The last sample was treated successively (4-h intervals) at 37 °C with neuraminidase, β(1,4)-galactosidase and β-N-acetyl-glucosaminidase (all from NEB). After overnight reaction, the pH was adjusted to 5.0 (1 M Na citrate), and Endo F₁ (QA-Bio) was added and left to react for 24 h at 30 °C. The pH was neutralized (1 M Hepes), and fully deglycosylated scCD1e was immunopurified as in step 1.

Lipid Binding to CD1 Molecules.

Lipid loading onto CD1 molecules was monitored by IEF (SI Materials and Methods and ref. 15).
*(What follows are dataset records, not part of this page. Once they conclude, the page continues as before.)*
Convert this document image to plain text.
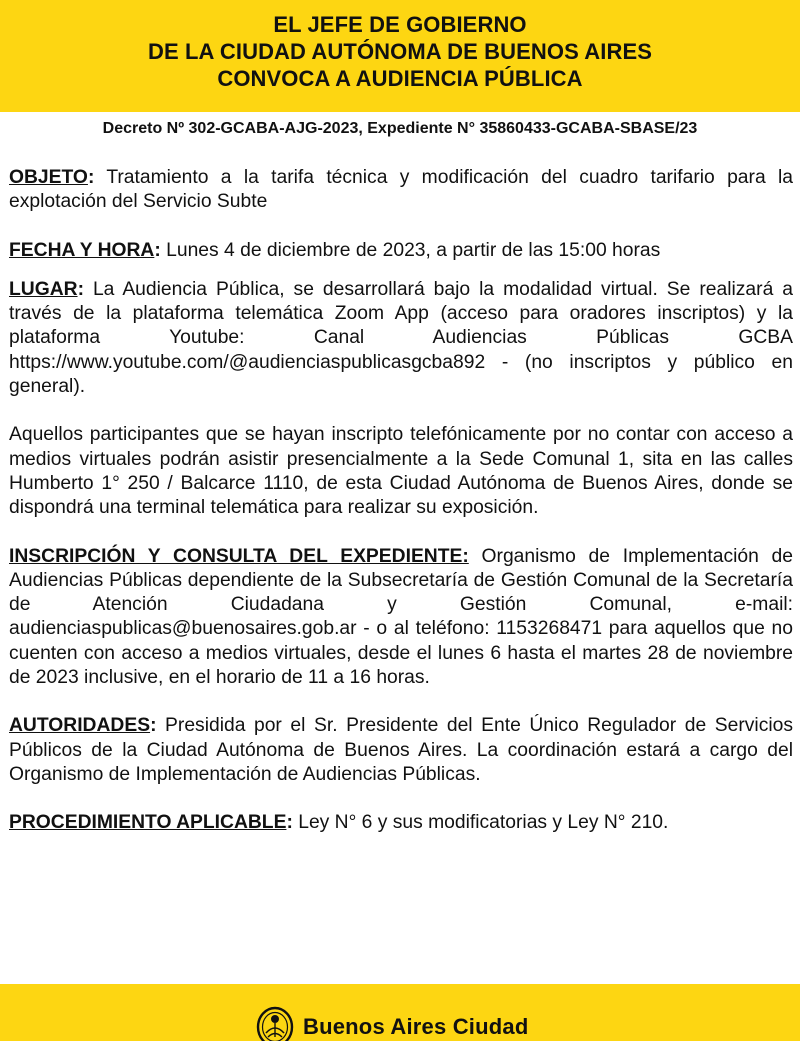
EL JEFE DE GOBIERNO
DE LA CIUDAD AUTÓNOMA DE BUENOS AIRES
CONVOCA A AUDIENCIA PÚBLICA
Decreto Nº 302-GCABA-AJG-2023, Expediente N° 35860433-GCABA-SBASE/23

OBJETO: Tratamiento a la tarifa técnica y modificación del cuadro tarifario para la explotación del Servicio Subte

FECHA Y HORA: Lunes 4 de diciembre de 2023, a partir de las 15:00 horas

LUGAR: La Audiencia Pública, se desarrollará bajo la modalidad virtual. Se realizará a través de la plataforma telemática Zoom App (acceso para oradores inscriptos) y la plataforma Youtube: Canal Audiencias Públicas GCBA https://www.youtube.com/@audienciaspublicasgcba892 - (no inscriptos y público en general).

Aquellos participantes que se hayan inscripto telefónicamente por no contar con acceso a medios virtuales podrán asistir presencialmente a la Sede Comunal 1, sita en las calles Humberto 1° 250 / Balcarce 1110, de esta Ciudad Autónoma de Buenos Aires, donde se dispondrá una terminal telemática para realizar su exposición.

INSCRIPCIÓN Y CONSULTA DEL EXPEDIENTE: Organismo de Implementación de Audiencias Públicas dependiente de la Subsecretaría de Gestión Comunal de la Secretaría de Atención Ciudadana y Gestión Comunal, e-mail: audienciaspublicas@buenosaires.gob.ar - o al teléfono: 1153268471 para aquellos que no cuenten con acceso a medios virtuales, desde el lunes 6 hasta el martes 28 de noviembre de 2023 inclusive, en el horario de 11 a 16 horas.

AUTORIDADES: Presidida por el Sr. Presidente del Ente Único Regulador de Servicios Públicos de la Ciudad Autónoma de Buenos Aires. La coordinación estará a cargo del Organismo de Implementación de Audiencias Públicas.

PROCEDIMIENTO APLICABLE: Ley N° 6 y sus modificatorias y Ley N° 210.

Buenos Aires Ciudad
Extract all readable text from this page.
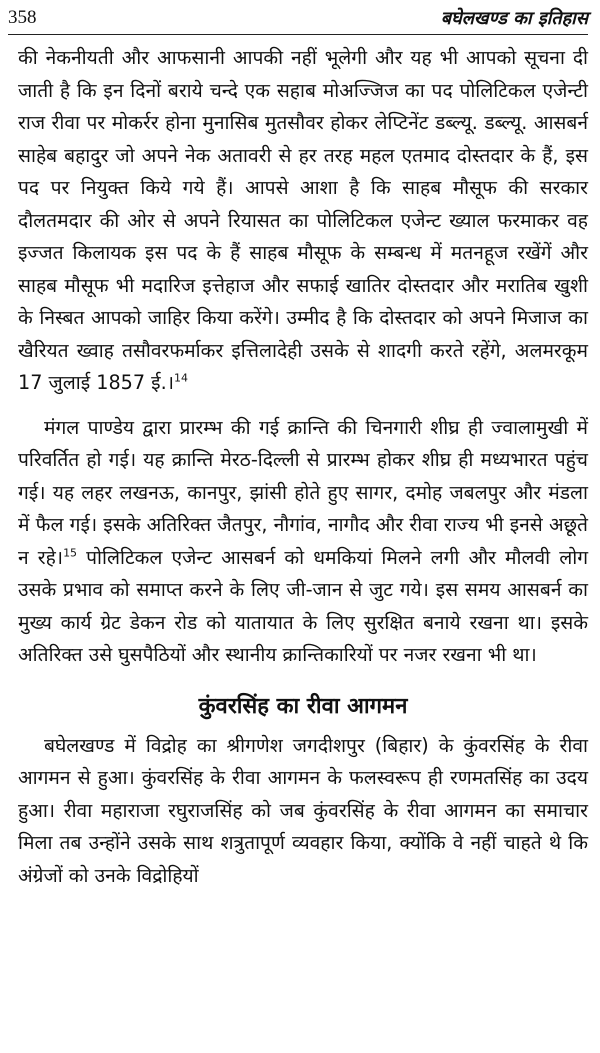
358	बघेलखण्ड का इतिहास

की नेकनीयती और आफसानी आपकी नहीं भूलेगी और यह भी आपको सूचना दी जाती है कि इन दिनों बराये चन्दे एक सहाब मोअज्जिज का पद पोलिटिकल एजेन्टी राज रीवा पर मोकर्रर होना मुनासिब मुतसौवर होकर लेप्टिनेंट डब्ल्यू. डब्ल्यू. आसबर्न साहेब बहादुर जो अपने नेक अतावरी से हर तरह महल एतमाद दोस्तदार के हैं, इस पद पर नियुक्त किये गये हैं। आपसे आशा है कि साहब मौसूफ की सरकार दौलतमदार की ओर से अपने रियासत का पोलिटिकल एजेन्ट ख्याल फरमाकर वह इज्जत किलायक इस पद के हैं साहब मौसूफ के सम्बन्ध में मतनहूज रखेंगें और साहब मौसूफ भी मदारिज इत्तेहाज और सफाई खातिर दोस्तदार और मरातिब खुशी के निस्बत आपको जाहिर किया करेंगे। उम्मीद है कि दोस्तदार को अपने मिजाज का खैरियत ख्वाह तसौवरफर्माकर इत्तिलादेही उसके से शादगी करते रहेंगे, अलमरकूम 17 जुलाई 1857 ई.।$^{14}$

मंगल पाण्डेय द्वारा प्रारम्भ की गई क्रान्ति की चिनगारी शीघ्र ही ज्वालामुखी में परिवर्तित हो गई। यह क्रान्ति मेरठ-दिल्ली से प्रारम्भ होकर शीघ्र ही मध्यभारत पहुंच गई। यह लहर लखनऊ, कानपुर, झांसी होते हुए सागर, दमोह जबलपुर और मंडला में फैल गई। इसके अतिरिक्त जैतपुर, नौगांव, नागौद और रीवा राज्य भी इनसे अछूते न रहे।$^{15}$ पोलिटिकल एजेन्ट आसबर्न को धमकियां मिलने लगी और मौलवी लोग उसके प्रभाव को समाप्त करने के लिए जी-जान से जुट गये। इस समय आसबर्न का मुख्य कार्य ग्रेट डेकन रोड को यातायात के लिए सुरक्षित बनाये रखना था। इसके अतिरिक्त उसे घुसपैठियों और स्थानीय क्रान्तिकारियों पर नजर रखना भी था।

कुंवरसिंह का रीवा आगमन

बघेलखण्ड में विद्रोह का श्रीगणेश जगदीशपुर (बिहार) के कुंवरसिंह के रीवा आगमन से हुआ। कुंवरसिंह के रीवा आगमन के फलस्वरूप ही रणमतसिंह का उदय हुआ। रीवा महाराजा रघुराजसिंह को जब कुंवरसिंह के रीवा आगमन का समाचार मिला तब उन्होंने उसके साथ शत्रुतापूर्ण व्यवहार किया, क्योंकि वे नहीं चाहते थे कि अंग्रेजों को उनके विद्रोहियों
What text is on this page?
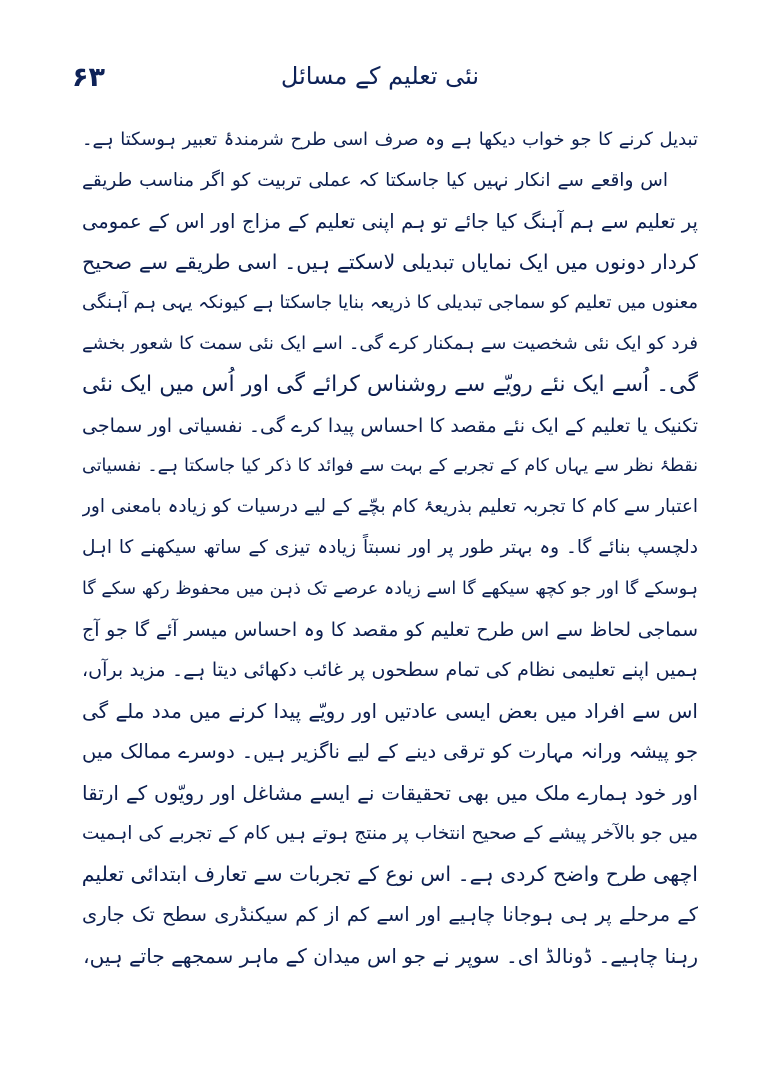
۶۳	نئی تعلیم کے مسائل
تبدیل کرنے کا جو خواب دیکھا ہے وہ صرف اسی طرح شرمندۂ تعبیر ہوسکتا ہے۔
اس واقعے سے انکار نہیں کیا جاسکتا کہ عملی تربیت کو اگر مناسب طریقے
پر تعلیم سے ہم آہنگ کیا جائے تو ہم اپنی تعلیم کے مزاج اور اس کے عمومی
کردار دونوں میں ایک نمایاں تبدیلی لاسکتے ہیں۔ اسی طریقے سے صحیح
معنوں میں تعلیم کو سماجی تبدیلی کا ذریعہ بنایا جاسکتا ہے کیونکہ یہی ہم آہنگی
فرد کو ایک نئی شخصیت سے ہمکنار کرے گی۔ اسے ایک نئی سمت کا شعور بخشے
گی۔ اُسے ایک نئے رویّے سے روشناس کرائے گی اور اُس میں ایک نئی
تکنیک یا تعلیم کے ایک نئے مقصد کا احساس پیدا کرے گی۔ نفسیاتی اور سماجی
نقطۂ نظر سے یہاں کام کے تجربے کے بہت سے فوائد کا ذکر کیا جاسکتا ہے۔ نفسیاتی
اعتبار سے کام کا تجربہ تعلیم بذریعۂ کام بچّے کے لیے درسیات کو زیادہ بامعنی اور
دلچسپ بنائے گا۔ وہ بہتر طور پر اور نسبتاً زیادہ تیزی کے ساتھ سیکھنے کا اہل
ہوسکے گا اور جو کچھ سیکھے گا اسے زیادہ عرصے تک ذہن میں محفوظ رکھ سکے گا
سماجی لحاظ سے اس طرح تعلیم کو مقصد کا وہ احساس میسر آئے گا جو آج
ہمیں اپنے تعلیمی نظام کی تمام سطحوں پر غائب دکھائی دیتا ہے۔ مزید برآں،
اس سے افراد میں بعض ایسی عادتیں اور رویّے پیدا کرنے میں مدد ملے گی
جو پیشہ ورانہ مہارت کو ترقی دینے کے لیے ناگزیر ہیں۔ دوسرے ممالک میں
اور خود ہمارے ملک میں بھی تحقیقات نے ایسے مشاغل اور رویّوں کے ارتقا
میں جو بالآخر پیشے کے صحیح انتخاب پر منتج ہوتے ہیں کام کے تجربے کی اہمیت
اچھی طرح واضح کردی ہے۔ اس نوع کے تجربات سے تعارف ابتدائی تعلیم
کے مرحلے پر ہی ہوجانا چاہیے اور اسے کم از کم سیکنڈری سطح تک جاری
رہنا چاہیے۔ ڈونالڈ ای۔ سوپر نے جو اس میدان کے ماہر سمجھے جاتے ہیں،
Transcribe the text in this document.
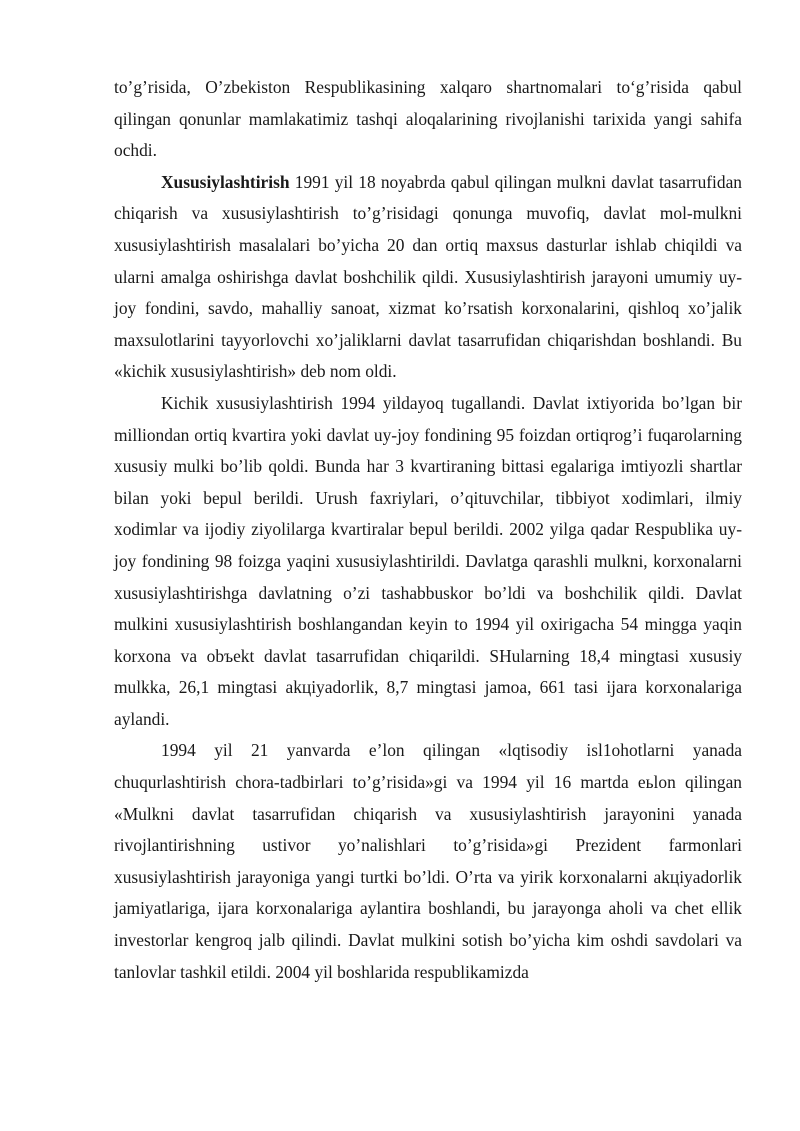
to’g’risida, O’zbekiston Respublikasining xalqaro shartnomalari to‘g’risida qabul qilingan qonunlar mamlakatimiz tashqi aloqalarining rivojlanishi tarixida yangi sahifa ochdi.

Xususiylashtirish 1991 yil 18 noyabrda qabul qilingan mulkni davlat tasarrufidan chiqarish va xususiylashtirish to’g’risidagi qonunga muvofiq, davlat mol-mulkni xususiylashtirish masalalari bo’yicha 20 dan ortiq maxsus dasturlar ishlab chiqildi va ularni amalga oshirishga davlat boshchilik qildi. Xususiylashtirish jarayoni umumiy uy-joy fondini, savdo, mahalliy sanoat, xizmat ko’rsatish korxonalarini, qishloq xo’jalik maxsulotlarini tayyorlovchi xo’jaliklarni davlat tasarrufidan chiqarishdan boshlandi. Bu «kichik xususiylashtirish» deb nom oldi.

Kichik xususiylashtirish 1994 yildayoq tugallandi. Davlat ixtiyorida bo’lgan bir milliondan ortiq kvartira yoki davlat uy-joy fondining 95 foizdan ortiqrog’i fuqarolarning xususiy mulki bo’lib qoldi. Bunda har 3 kvartiraning bittasi egalariga imtiyozli shartlar bilan yoki bepul berildi. Urush faxriylari, o’qituvchilar, tibbiyot xodimlari, ilmiy xodimlar va ijodiy ziyolilarga kvartiralar bepul berildi. 2002 yilga qadar Respublika uy-joy fondining 98 foizga yaqini xususiylashtirildi. Davlatga qarashli mulkni, korxonalarni xususiylashtirishga davlatning o’zi tashabbuskor bo’ldi va boshchilik qildi. Davlat mulkini xususiylashtirish boshlangandan keyin to 1994 yil oxirigacha 54 mingga yaqin korxona va obъekt davlat tasarrufidan chiqarildi. SHularning 18,4 mingtasi xususiy mulkka, 26,1 mingtasi akцiyadorlik, 8,7 mingtasi jamoa, 661 tasi ijara korxonalariga aylandi.

1994 yil 21 yanvarda e’lon qilingan «lqtisodiy isl1ohotlarni yanada chuqurlashtirish chora-tadbirlari to’g’risida»gi va 1994 yil 16 martda eьlon qilingan «Mulkni davlat tasarrufidan chiqarish va xususiylashtirish jarayonini yanada rivojlantirishning ustivor yo’nalishlari to’g’risida»gi Prezident farmonlari xususiylashtirish jarayoniga yangi turtki bo’ldi. O’rta va yirik korxonalarni akцiyadorlik jamiyatlariga, ijara korxonalariga aylantira boshlandi, bu jarayonga aholi va chet ellik investorlar kengroq jalb qilindi. Davlat mulkini sotish bo’yicha kim oshdi savdolari va tanlovlar tashkil etildi. 2004 yil boshlarida respublikamizda
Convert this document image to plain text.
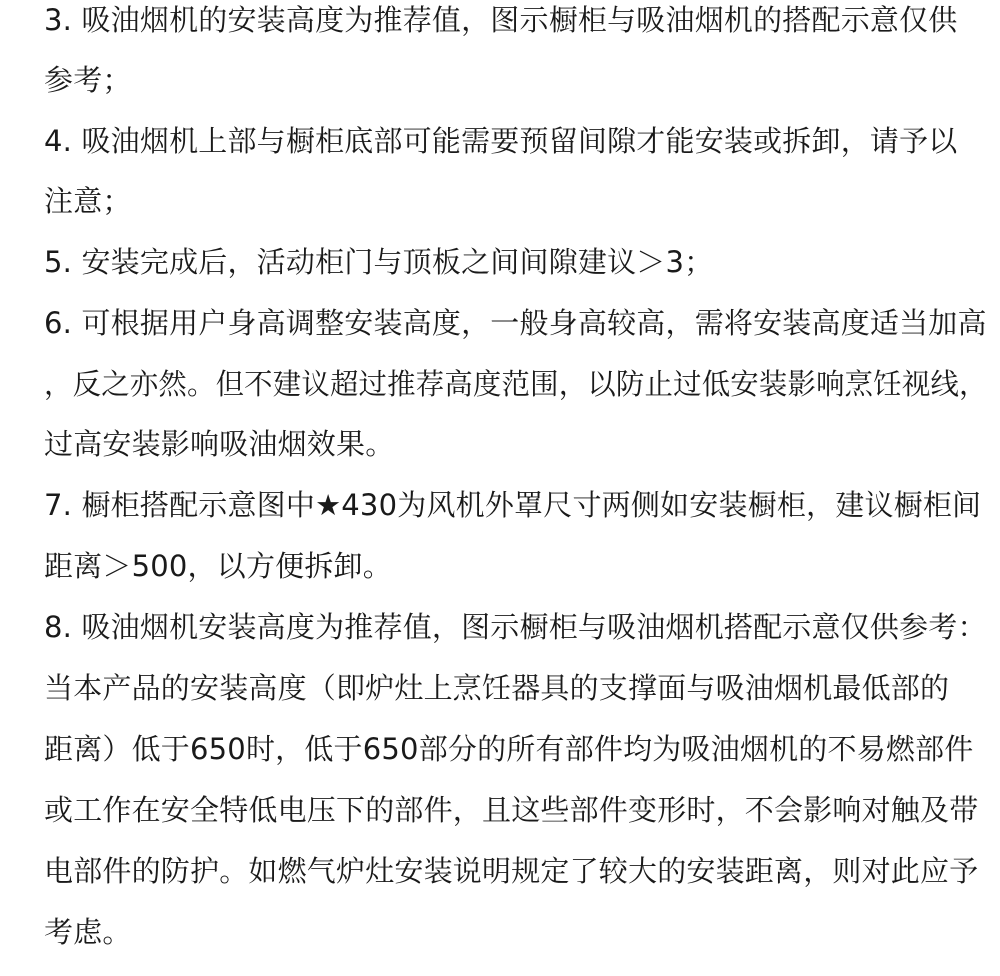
3. 吸油烟机的安装高度为推荐值，图示橱柜与吸油烟机的搭配示意仅供
参考；
4. 吸油烟机上部与橱柜底部可能需要预留间隙才能安装或拆卸，请予以
注意；
5. 安装完成后，活动柜门与顶板之间间隙建议＞3；
6. 可根据用户身高调整安装高度，一般身高较高，需将安装高度适当加高
，反之亦然。但不建议超过推荐高度范围，以防止过低安装影响烹饪视线，
过高安装影响吸油烟效果。
7. 橱柜搭配示意图中★430为风机外罩尺寸两侧如安装橱柜，建议橱柜间
距离＞500，以方便拆卸。
8. 吸油烟机安装高度为推荐值，图示橱柜与吸油烟机搭配示意仅供参考：
当本产品的安装高度（即炉灶上烹饪器具的支撑面与吸油烟机最低部的
距离）低于650时，低于650部分的所有部件均为吸油烟机的不易燃部件
或工作在安全特低电压下的部件，且这些部件变形时，不会影响对触及带
电部件的防护。如燃气炉灶安装说明规定了较大的安装距离，则对此应予
考虑。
Purification of CD1–Lipid Complexes.

Aliquots containing a 10-fold molar excess of lipid over CD1 (100–500 μg) were shaken (90 min, 37 °C) as described (15). In the case of rsCD1b–SGL complexes, the mixture included 10 mM sodium taurocholate, and shaking was continued for 5 h. The samples were buffer-exchanged against buffer A: 25 mM Tris·HCl (pH 8.1), 25 mM bis·Tris·HCl (pH 6.5), or 25 mM piperazine/HCl (pH 5.7) for rsCD1e-2, scCD1e, or rsCD1b, respectively. Protein–lipid complexes were then injected into a chromatofocusing MonoP column (GE Healthcare) and eluted with buffer B: 10-fold diluted polybuffer 96/HCl (pH 6.5) for rsCD1e-2 or 10-fold diluted polybuffer 74/HCl (pH 4.3) for scCD1e and rsCD1b. Protein-containing fractions were pooled, concentrated, and buffer-exchanged in three cycles of 10-fold dilution-concentration against 10 mM Na acetate/50 mM NaCl/1 mM EDTA (pH 5.0), using 10-kDa MWCO centrifugation filters.

Stability of CD1–Lipid Complexes and LTP-Mediated Lipid Displacement.

Aliquots (6 μg) of purified CD1–lipid complexes (15–20 μM final concentration) were shaken (800 rpm, 37 °C) in glass tubes in the presence or absence of 0.5–2× concentrations of liposomes composed of PC/PE/SM/cholesterol (Chol) (1× corresponding to 500/200/200/250 μM final concentration) in 50 mM Na acetate/50 mM NaCl/1 mM DTT/1 mM EDTA (pH 5.0). In CD1e-mediated ligand displacement experiments with CD1b–lipid complexes, mixtures containing rsCD1b–lipid (7 μM), 0.5× liposomes, and an excess of each protein (indicated in the legends for Fig. 3 and Fig. S6) were shaken in the same buffer at 800 rpm and 20 °C. After 30 min (unless otherwise indicated), the samples were cooled on ice and analyzed by IEF as described in SI Materials and Methods.

Crystallization of Deglycosylated CD1e.

A sample of fully deglycosylated scCD1e was buffer-exchanged in five cycles of 10-fold dilution concentration against 10 mM Na acetate (pH 4.0) and concentrated to 5.8 mg/mL. Crystals grew after 3 d at 20 °C, using the hanging-drop vapor-diffusion method, from drops containing 1.0 μL scCD1e and 1.0 μL precipitant [10% PEG⁶⁰⁰⁰, 0.2 M Na malonate, 0.1 M Mg (valerate)₂, 0.1 M Na borate (pH 3.60)].

Structure Determination, Analysis, and Presentation.

Diffracted intensities were collected from a single crystal at the European Synchrotron Radiation Facility. Other details are provided in SI Materials and Methods.